Bioscreen Bioinformatics Scripts

From Powers Wiki

Bioinformatics data from several different sources is saved in Bioscreen to facilitate access and further aid in computational identification of possible functional annotations. To load the results of any bioinformatics tool into Bioscreen, they must be in the form of a bioinformatics tarball (tgz file). Such tarballs are created by running perl scripts provided on the cluster.
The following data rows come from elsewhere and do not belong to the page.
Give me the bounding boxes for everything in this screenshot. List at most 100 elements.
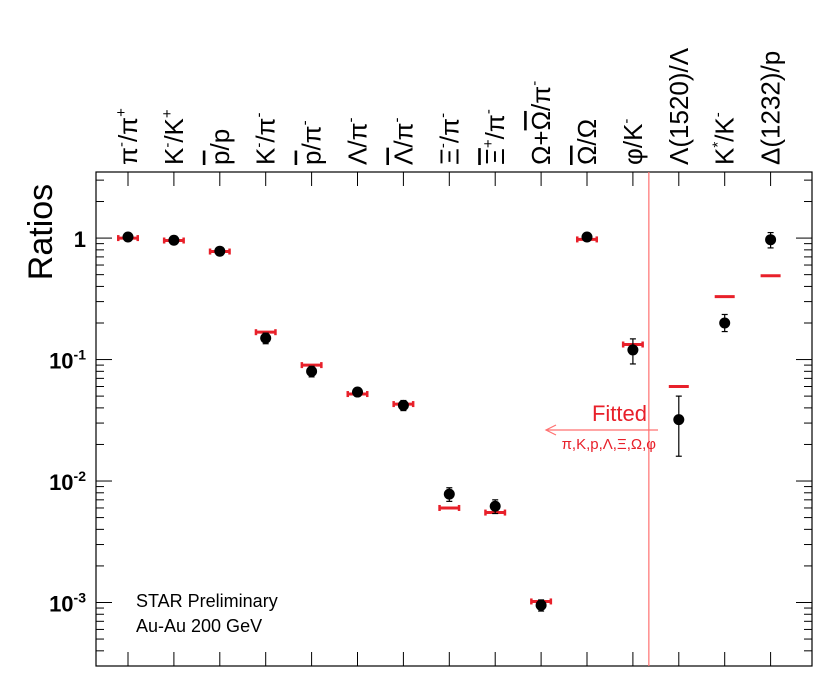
fit-marker-cap-right: [503, 509, 507, 516]
category-label-text: Λ/π: [343, 122, 373, 165]
fit-marker-cap-right: [366, 391, 369, 398]
category-label-superscript: -: [251, 112, 268, 117]
category-label: K-/K+: [159, 109, 189, 165]
data-point: [443, 488, 455, 500]
plot-frame: [95, 171, 813, 667]
fit-marker-cap-right: [274, 329, 277, 336]
data-point: [719, 317, 731, 329]
category-label-text: K: [159, 147, 189, 165]
category-label-text: Ω: [572, 146, 602, 165]
category-label: p/p: [205, 129, 235, 165]
data-point: [397, 399, 409, 411]
fit-marker-cap-left: [162, 237, 166, 244]
category-label-text: K: [710, 147, 740, 165]
category-label-superscript: +: [159, 109, 176, 118]
category-label-superscript: -: [618, 119, 635, 124]
fit-marker-cap-left: [117, 235, 120, 242]
fitted-annotation: Fitted π,K,p,Λ,Ξ,Ω,φ: [544, 401, 658, 453]
category-label: Ω/Ω: [572, 119, 602, 165]
category-label-superscript: -: [434, 143, 451, 148]
category-label-text: /π: [480, 114, 510, 139]
y-tick-label-base: 10: [49, 349, 73, 374]
category-label-superscript: -: [710, 112, 727, 117]
category-label-text: /π: [251, 117, 281, 142]
fit-marker-cap-right: [411, 401, 415, 408]
category-label-text: Ξ: [434, 148, 464, 165]
category-label: K-/π-: [251, 112, 281, 165]
category-label-text: /Ω: [572, 119, 602, 146]
y-tick-label-exponent: -1: [74, 347, 87, 363]
y-tick-label-base: 10: [49, 591, 73, 616]
category-label-superscript: +: [480, 139, 497, 148]
data-point: [581, 231, 593, 243]
experiment-label: STAR Preliminary: [136, 591, 278, 611]
category-labels: π-/π+K-/K+p/pK-/π-p/π- Λ/π-Λ/π-Ξ-/π-Ξ+/π-…: [113, 47, 786, 165]
category-label: Λ/π-: [343, 117, 373, 165]
fit-marker-cap-right: [641, 341, 644, 348]
category-label: Ξ+/π-: [480, 109, 510, 165]
data-point: [260, 332, 272, 344]
category-label-text: /K: [159, 117, 189, 142]
y-axis-ticks: [96, 179, 812, 667]
fit-marker-cap-right: [595, 236, 598, 243]
fit-marker-cap-left: [576, 236, 579, 243]
data-point: [168, 234, 180, 246]
category-label: Λ/π-: [388, 117, 418, 165]
category-label-text: p: [297, 151, 327, 165]
category-label-text: /p: [205, 129, 235, 151]
category-label: Ω+Ω/π-: [526, 81, 556, 165]
y-tick-label: 1: [74, 227, 86, 252]
category-label-text: Ω: [526, 111, 556, 130]
fitted-arrow-head: [544, 424, 557, 436]
category-label-text: π: [113, 147, 143, 165]
category-label-superscript: -: [526, 81, 543, 86]
category-label-superscript: -: [388, 117, 405, 122]
fit-marker-cap-left: [438, 504, 441, 511]
y-tick-label-exponent: -3: [74, 589, 87, 605]
category-label-superscript: *: [710, 142, 727, 148]
category-label-superscript: -: [113, 142, 130, 147]
category-label-text: Λ(1520)/Λ: [664, 47, 694, 165]
category-label-text: Ξ: [480, 148, 510, 165]
fitted-species-label: π,K,p,Λ,Ξ,Ω,φ: [562, 436, 657, 453]
x-axis-ticks: [127, 172, 772, 666]
y-tick-label-exponent: -2: [74, 468, 87, 484]
category-label-superscript: -: [251, 143, 268, 148]
fitted-label: Fitted: [592, 401, 647, 426]
fit-marker-cap-left: [208, 248, 212, 255]
fit-marker-cap-right: [320, 362, 323, 369]
category-label-text: /π: [526, 86, 556, 111]
category-label-superscript: -: [434, 113, 451, 118]
fit-marker-cap-left: [300, 362, 304, 369]
category-label-superscript: -: [297, 120, 314, 125]
system-label: Au-Au 200 GeV: [136, 616, 262, 636]
category-label-text: /π: [434, 118, 464, 143]
fit-marker-cap-left: [254, 329, 258, 336]
data-point: [122, 231, 134, 243]
category-label-text: /K: [710, 117, 740, 142]
category-label-text: p: [205, 151, 235, 165]
y-tick-labels: 110-110-210-3: [49, 227, 86, 616]
data-point: [352, 386, 363, 398]
category-label: Ξ-/π-: [434, 113, 464, 165]
category-label-text: Ω+: [526, 130, 556, 165]
data-point: [306, 365, 318, 377]
fit-marker-cap-right: [549, 598, 553, 605]
data-point: [489, 500, 501, 512]
category-label-text: φ/K: [618, 123, 648, 165]
fit-marker-cap-right: [136, 235, 139, 242]
y-tick-label-base: 10: [49, 470, 73, 495]
data-point: [214, 245, 226, 257]
fit-marker-cap-right: [457, 504, 461, 511]
category-label-superscript: +: [113, 108, 130, 117]
fit-marker-cap-right: [228, 248, 231, 255]
fit-marker-cap-left: [392, 401, 395, 408]
category-label: p/π-: [297, 120, 327, 165]
category-label: π-/π+: [113, 108, 143, 165]
category-label-text: /π: [297, 125, 327, 150]
category-label: φ/K-: [618, 119, 648, 165]
data-point: [535, 599, 547, 611]
category-label-text: K: [251, 147, 281, 165]
category-label: Λ(1520)/Λ: [664, 47, 694, 165]
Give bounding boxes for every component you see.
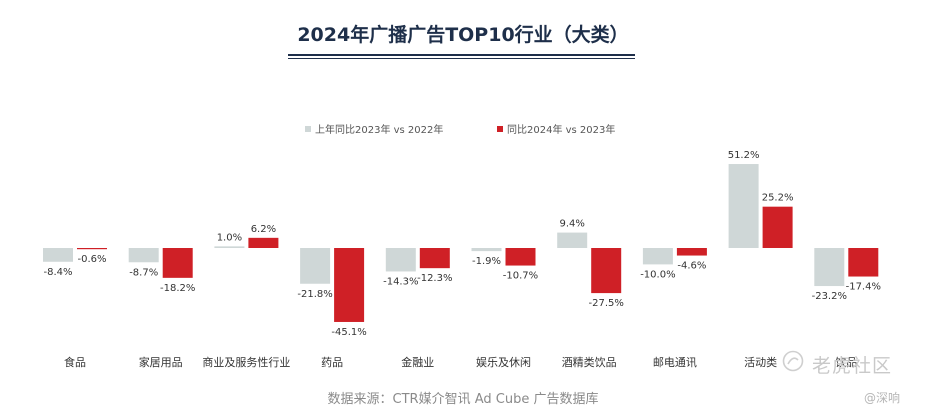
category-label: 药品 [321, 356, 343, 369]
data-label: -8.7% [129, 267, 158, 278]
bar [43, 248, 73, 262]
data-label: 1.0% [217, 232, 242, 243]
data-label: -1.9% [472, 256, 501, 267]
data-label: -10.7% [503, 271, 538, 282]
bar [419, 248, 450, 269]
title-underline [288, 54, 635, 56]
category-label: 酒精类饮品 [562, 355, 617, 369]
category-label: 活动类 [744, 355, 777, 369]
data-label: -17.4% [846, 282, 881, 293]
data-label: -23.2% [812, 291, 847, 302]
data-label: -10.0% [640, 269, 675, 280]
data-label: 9.4% [559, 219, 584, 230]
bar [385, 248, 416, 272]
data-label: -12.3% [417, 273, 452, 284]
category-label: 食品 [64, 355, 86, 369]
category-label: 金融业 [401, 355, 434, 369]
tiger-logo-icon [782, 350, 804, 372]
bar [676, 248, 707, 256]
data-label: -27.5% [589, 298, 624, 309]
legend-label: 上年同比2023年 vs 2022年 [315, 123, 443, 136]
bar [128, 248, 159, 263]
bar [248, 237, 279, 248]
bar [77, 248, 107, 250]
watermark-handle: @深响 [864, 391, 901, 405]
title-underline-thin [288, 58, 635, 59]
bar [471, 248, 502, 252]
data-label: -45.1% [331, 327, 366, 338]
data-label: 25.2% [762, 193, 794, 204]
watermark-text: 老虎社区 [812, 355, 893, 377]
bar [162, 248, 193, 278]
data-source: 数据来源：CTR媒介智讯 Ad Cube 广告数据库 [327, 392, 599, 407]
data-label: -8.4% [43, 267, 72, 278]
bar [848, 248, 879, 277]
data-label: -21.8% [297, 289, 332, 300]
bar [334, 248, 365, 322]
data-label: 51.2% [728, 150, 760, 161]
category-label: 娱乐及休闲 [476, 355, 531, 369]
bar [814, 248, 845, 287]
data-label: -18.2% [160, 283, 195, 294]
bar [762, 206, 793, 248]
bar [300, 248, 331, 284]
data-label: -14.3% [383, 276, 418, 287]
bar [642, 248, 673, 265]
data-label: -4.6% [677, 261, 706, 272]
data-label: -0.6% [77, 254, 106, 265]
legend-label: 同比2024年 vs 2023年 [507, 123, 615, 136]
legend-swatch [497, 126, 503, 132]
category-label: 商业及服务性行业 [202, 355, 290, 369]
bar [505, 248, 536, 266]
data-label: 6.2% [251, 224, 276, 235]
legend-swatch [305, 126, 311, 132]
bar [728, 164, 759, 248]
category-label: 饮品 [835, 356, 857, 369]
chart-title: 2024年广播广告TOP10行业（大类） [297, 24, 629, 46]
bar [591, 248, 622, 294]
category-label: 邮电通讯 [653, 356, 697, 369]
bar [214, 246, 245, 248]
category-label: 家居用品 [139, 355, 183, 369]
bar [557, 232, 588, 248]
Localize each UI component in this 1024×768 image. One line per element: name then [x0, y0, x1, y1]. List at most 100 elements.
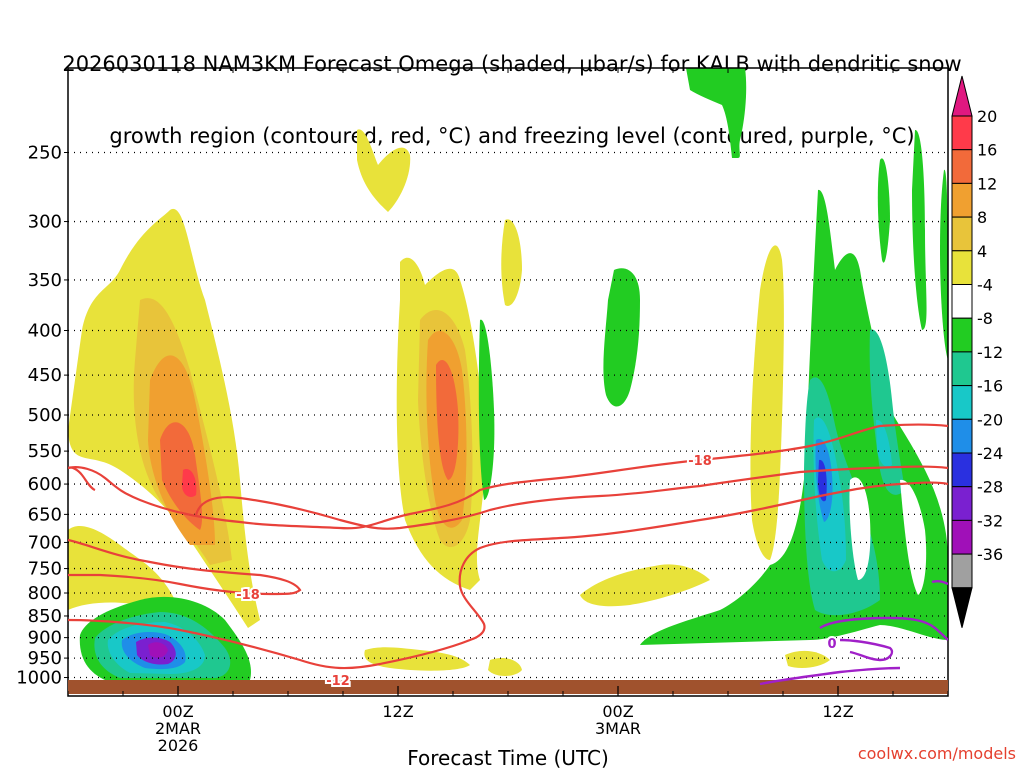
- dgz-label-2: -18: [236, 588, 260, 603]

Running the perl scripts on workstations

Certain perl modules are required by the perl scripts. If any of them fail due to missing modules, you can run sudo cpan and type install ModuleName to install any modules. The following modules are definitely needed to run the scripts:

  • Cwd
  • Net::HTTP
  • File::Path
  • XML::LibXML
  • Archive::Tar
  • File::Basename
  • LWP::UserAgent
  • HTTP::Request::Common

Dali

  1. In a terminal, type:
bioscreen-info-dali.pl $pdbID

In this case, $pdbID is the Protein Databank ID that you wish to pull results for. This will create a file called Dali.tgz containing the results of the Dali run. While the script runs, you should also see information messages about downloaded PDB files. If you don't see any messages about downloads, check the contents of the TGZ file to ensure the script completed successfully.

STRING

  1. In a terminal, type:
bioscreen-info-string.pl $uniprotID

Here, $uniprotID is the UniProtKB accession number for your protein. The script will ask you which protein to use. Just hit enter if only one protien appears in the list. This script produces a file called STRING.tgz containing results.

PFP

  1. In a terminal, type:
bioscreen-info-pfp.pl $sequence

Here, $sequence is the amino acid sequence of your protein. This script produces a tarball called PFP.tgz.